To express absence of a particular entity we introduce the listOfAbsentEntities element. It contains a number of entity definitions (annot:omittedEntities). Each of them gets a metaID assigned. Through that metaID, each of the ommitted entities can have a number of annotations assigned, following the rules of the annotation package.

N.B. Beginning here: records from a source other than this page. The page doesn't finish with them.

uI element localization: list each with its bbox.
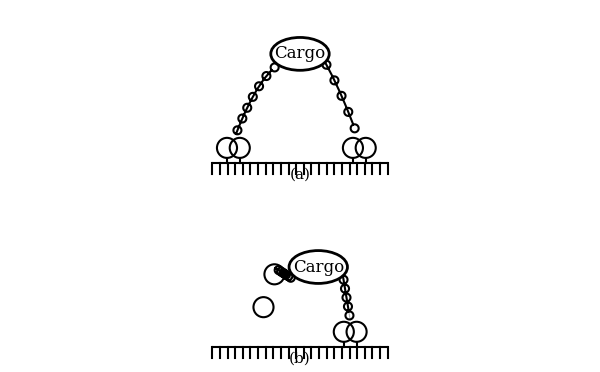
Text: Cargo: Cargo	[274, 45, 326, 62]
Text: Cargo: Cargo	[293, 259, 344, 276]
Text: (a): (a)	[290, 168, 311, 182]
Text: (b): (b)	[289, 352, 311, 366]
Ellipse shape	[289, 251, 347, 283]
Ellipse shape	[271, 38, 329, 70]
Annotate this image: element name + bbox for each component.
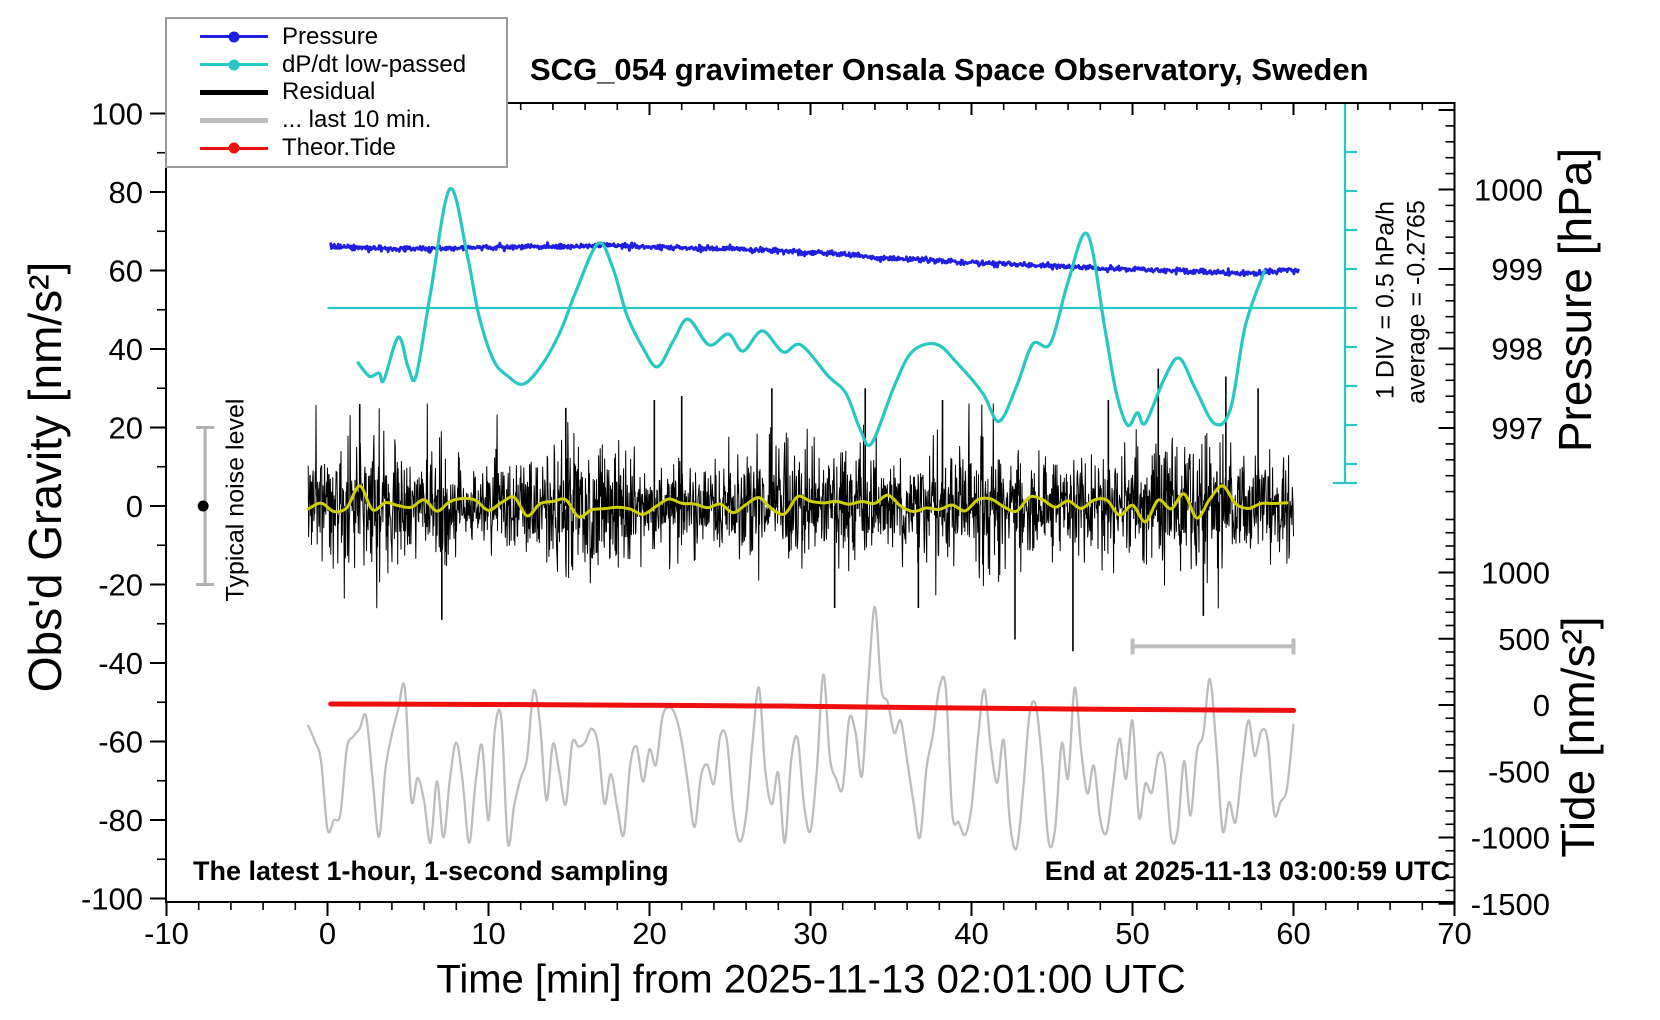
legend-label: Pressure xyxy=(282,22,379,50)
svg-text:-60: -60 xyxy=(98,725,143,760)
tide-line-dot-icon xyxy=(200,142,268,154)
svg-text:20: 20 xyxy=(109,411,143,446)
svg-text:-500: -500 xyxy=(1488,754,1550,789)
legend-item-tide: Theor.Tide xyxy=(167,134,506,162)
svg-text:30: 30 xyxy=(793,916,827,951)
svg-text:40: 40 xyxy=(109,332,143,367)
legend-item-residual: Residual xyxy=(167,78,506,106)
legend-label: Residual xyxy=(282,78,376,106)
div-scale-annotation: 1 DIV = 0.5 hPa/h xyxy=(1371,200,1400,400)
x-axis-label: Time [min] from 2025-11-13 02:01:00 UTC xyxy=(436,957,1186,1002)
svg-text:500: 500 xyxy=(1498,622,1550,657)
legend-item-last10: ... last 10 min. xyxy=(167,106,506,134)
svg-text:40: 40 xyxy=(954,916,988,951)
svg-text:10: 10 xyxy=(471,916,505,951)
legend-label: Theor.Tide xyxy=(282,134,396,162)
svg-text:0: 0 xyxy=(1533,688,1550,723)
svg-text:50: 50 xyxy=(1115,916,1149,951)
svg-text:70: 70 xyxy=(1437,916,1471,951)
svg-text:80: 80 xyxy=(109,175,143,210)
last10-line-icon xyxy=(200,117,268,123)
svg-text:0: 0 xyxy=(126,489,143,524)
svg-text:100: 100 xyxy=(91,97,143,132)
pressure-axis-label: Pressure [hPa] xyxy=(1549,147,1601,453)
svg-text:998: 998 xyxy=(1491,332,1543,367)
svg-text:1000: 1000 xyxy=(1481,556,1550,591)
end-time-annotation: End at 2025-11-13 03:00:59 UTC xyxy=(1044,856,1450,886)
svg-text:-1000: -1000 xyxy=(1471,821,1550,856)
svg-text:-20: -20 xyxy=(98,568,143,603)
tide-axis-label: Tide [nm/s²] xyxy=(1552,616,1604,858)
svg-text:1000: 1000 xyxy=(1474,173,1543,208)
noise-level-annotation: Typical noise level xyxy=(221,398,250,602)
legend-label: ... last 10 min. xyxy=(282,106,432,134)
svg-text:-40: -40 xyxy=(98,646,143,681)
svg-text:-100: -100 xyxy=(81,882,143,917)
average-annotation: average = -0.2765 xyxy=(1402,200,1431,404)
legend-box: Pressure dP/dt low-passed Residual ... l… xyxy=(165,17,508,168)
chart-title: SCG_054 gravimeter Onsala Space Observat… xyxy=(530,52,1369,87)
sampling-annotation: The latest 1-hour, 1-second sampling xyxy=(193,856,669,886)
svg-text:-80: -80 xyxy=(98,803,143,838)
svg-text:999: 999 xyxy=(1491,252,1543,287)
residual-line-icon xyxy=(200,89,268,95)
dpdt-line-dot-icon xyxy=(200,59,268,71)
legend-item-dpdt: dP/dt low-passed xyxy=(167,50,506,78)
legend-label: dP/dt low-passed xyxy=(282,50,467,78)
svg-text:20: 20 xyxy=(632,916,666,951)
svg-text:-10: -10 xyxy=(144,916,189,951)
legend-item-pressure: Pressure xyxy=(167,22,506,50)
svg-text:60: 60 xyxy=(1276,916,1310,951)
gravity-axis-label: Obs'd Gravity [nm/s²] xyxy=(19,261,71,693)
svg-text:60: 60 xyxy=(109,254,143,289)
svg-text:997: 997 xyxy=(1491,411,1543,446)
pressure-line-dot-icon xyxy=(200,31,268,43)
svg-text:-1500: -1500 xyxy=(1471,887,1550,922)
svg-text:0: 0 xyxy=(319,916,336,951)
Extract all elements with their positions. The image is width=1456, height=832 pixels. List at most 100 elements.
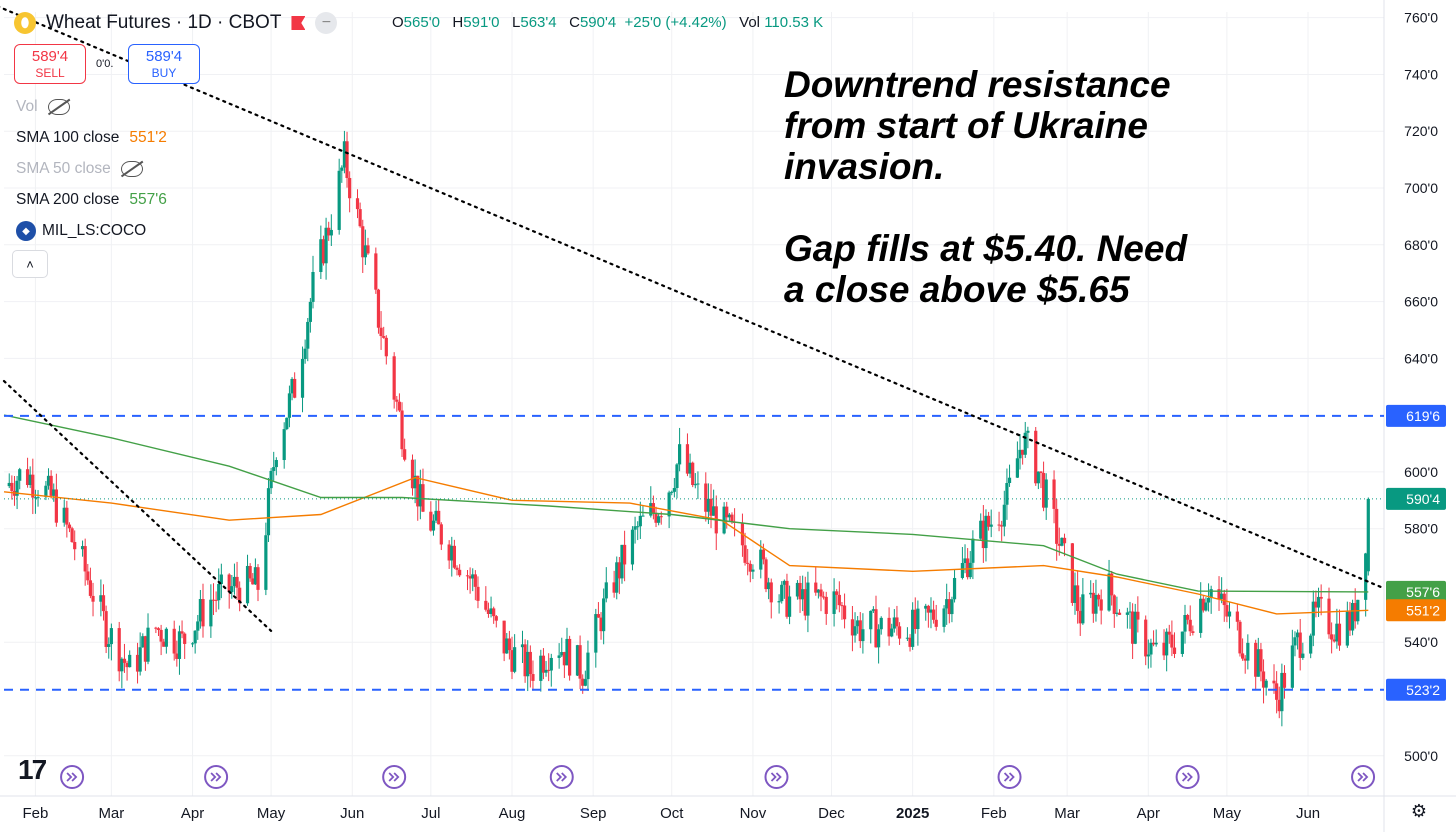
candle-body [486,609,491,614]
candle-body [361,226,365,258]
candle-body [1094,594,1098,614]
candle-body [1099,599,1103,611]
event-marker-icon[interactable] [1175,765,1200,789]
candle-body [274,460,278,468]
indicator-sma100[interactable]: SMA 100 close 551'2 [16,129,167,147]
candle-body [198,599,202,622]
candle-body [513,647,517,672]
candle-body [340,167,344,171]
indicator-sma200[interactable]: SMA 200 close 557'6 [16,191,167,209]
candle-body [528,651,532,675]
candle-body [1060,537,1064,546]
candle-body [520,644,525,648]
candle-body [484,600,488,610]
candle-body [1201,598,1205,611]
candle-body [877,629,881,648]
candle-body [230,586,234,593]
candle-body [1186,615,1190,620]
candle-body [612,582,616,593]
candle-body [450,545,454,561]
candle-body [219,574,223,584]
candle-body [837,594,841,606]
candle-body [143,636,148,662]
candle-body [403,449,407,460]
candle-body [54,489,58,523]
time-tick-label: Mar [98,805,124,822]
symbol-title[interactable]: Wheat Futures · 1D · CBOT [46,12,282,33]
candle-body [156,628,161,630]
candle-body [989,524,993,527]
candle-body [1311,601,1315,636]
candle-body [1073,585,1077,603]
candle-body [46,475,51,486]
event-marker-icon[interactable] [382,765,407,789]
indicator-volume[interactable]: Vol [16,98,70,116]
tradingview-logo-icon[interactable]: 17 [18,754,47,785]
candle-body [568,638,572,676]
candle-body [853,626,857,636]
candle-body [581,678,585,686]
candle-body [1170,634,1174,648]
candle-body [908,637,912,647]
indicator-sma50[interactable]: SMA 50 close [16,160,143,178]
sma200-line [3,414,1369,593]
candle-body [1112,595,1116,614]
candle-body [1018,449,1022,459]
candle-body [932,609,936,620]
candle-body [560,652,564,656]
candle-body [135,654,140,672]
indicator-coco[interactable]: ◆ MIL_LS:COCO [16,221,146,241]
eye-off-icon[interactable] [120,161,143,177]
event-marker-icon[interactable] [60,765,85,789]
candle-body [162,641,166,647]
sell-button[interactable]: 589'4 SELL [14,44,86,84]
candle-body [379,327,383,337]
flag-icon[interactable] [291,16,306,30]
event-marker-icon[interactable] [1351,765,1376,789]
more-options-icon[interactable]: − [315,12,338,34]
candle-body [15,480,19,496]
candle-body [693,484,697,486]
event-marker-icon[interactable] [549,765,574,789]
candle-body [418,484,422,507]
candle-body [562,652,566,666]
gear-icon[interactable]: ⚙ [1410,801,1428,821]
candle-body [494,616,498,621]
event-marker-icon[interactable] [764,765,789,789]
candle-body [117,628,121,672]
candle-body [1015,458,1019,478]
candle-body [649,503,653,516]
candle-body [146,627,150,662]
price-label-text: 590'4 [1406,491,1440,507]
candle-body [874,609,878,648]
candle-body [180,631,184,634]
candle-body [44,485,48,498]
eye-off-icon[interactable] [47,99,70,115]
candle-body [392,356,396,400]
event-marker-arrow [1357,772,1369,782]
candle-body [33,497,38,499]
candle-body [363,245,367,258]
time-tick-label: Feb [981,805,1007,822]
time-tick-label: 2025 [896,805,929,822]
collapse-legend-button[interactable]: ˄ [12,250,48,278]
candle-body [52,489,56,496]
candle-body [99,595,103,602]
buy-button[interactable]: 589'4 BUY [128,44,200,84]
event-marker-arrow [66,772,78,782]
price-label-badge [1386,487,1446,510]
candle-body [547,669,551,671]
price-label-badge [1386,599,1446,622]
candle-body [657,516,661,523]
event-marker-arrow [388,772,400,782]
symbol-header[interactable]: ⬮ Wheat Futures · 1D · CBOT − [14,10,338,36]
candle-body [217,583,221,601]
time-tick-label: Sep [580,805,607,822]
candle-body [803,589,807,616]
candle-body [159,629,163,642]
event-marker-icon[interactable] [204,765,229,789]
candle-body [832,591,836,614]
candle-body [1188,619,1192,632]
event-marker-icon[interactable] [997,765,1022,789]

The absent entities are encoded as follows:
<annotation> <annot:listOfAbsentEntitities> <annot:omittedEntity metaid="metaidX"/> <annot:omittedEntity metaid="metaidY" /> </annot:listOfAbsentEntitites> </annotation>
The sole name (metaid) of an omitted entity does not hold any reliable semantics with information about that entity. That is why the <rdf:RDF> description block annotates the omitted entities and only then we can infer knowledge about the biological entity that must not occur inside the model:
<annotation> <rdf:RDF> <rdf:description rdf:about="metaidX"> <bqbiol:is> <rdf:Bag> <rdf:li rdf:resource="urn:miriam:obo.go:GO%3A11111111"/> </rdf:Bag> </bqbiol:is> </rdf:description> <rdf:description rdf:about="metaidY"> [..] </rdf:description> </rdf:RDF> </annotation>
An example for the definition of two absent species is given in the following code snippet:
<listOfSpecies> <annotation> <annot:listOfAbsentEntitities> <annot:omittedEntity metaid="foo"/> <annot:omittedEntity metaid="bar" /> </annot:listOfAbsentEntitites> <rdf:RDF> <rdf:description rdf:about="foo"> <bqbiol:is> <rdf:Bag> <rdf:li rdf:resource="urn:miriam:obo.go:GO%3A11111111"/> </rdf:Bag> </bqbiol:is> </rdf:description> <rdf:description rdf:about="bar"> [..] </rdf:description> </rdf:RDF> </annotation> </listOfSpecies>
In the above example two omitted entities foo and bar are defined inside the listOfAbsentEntities. As the list is nested inside the SBML listOfSpecies we can infer that the absent entities foo and bar are both representing absent species. The rdf description links the absent species foo to the MIRIAM URI urn:miriam:obo.go:GO%3A11111111, using the bioqualifier is. The meaning of that annotation is: Inside the model there must not occur a species that is urn:miriam:obo.go:GO%3A11111111.
Meeting discussions resulted in a draft proposal for the Version 0 of the annot package.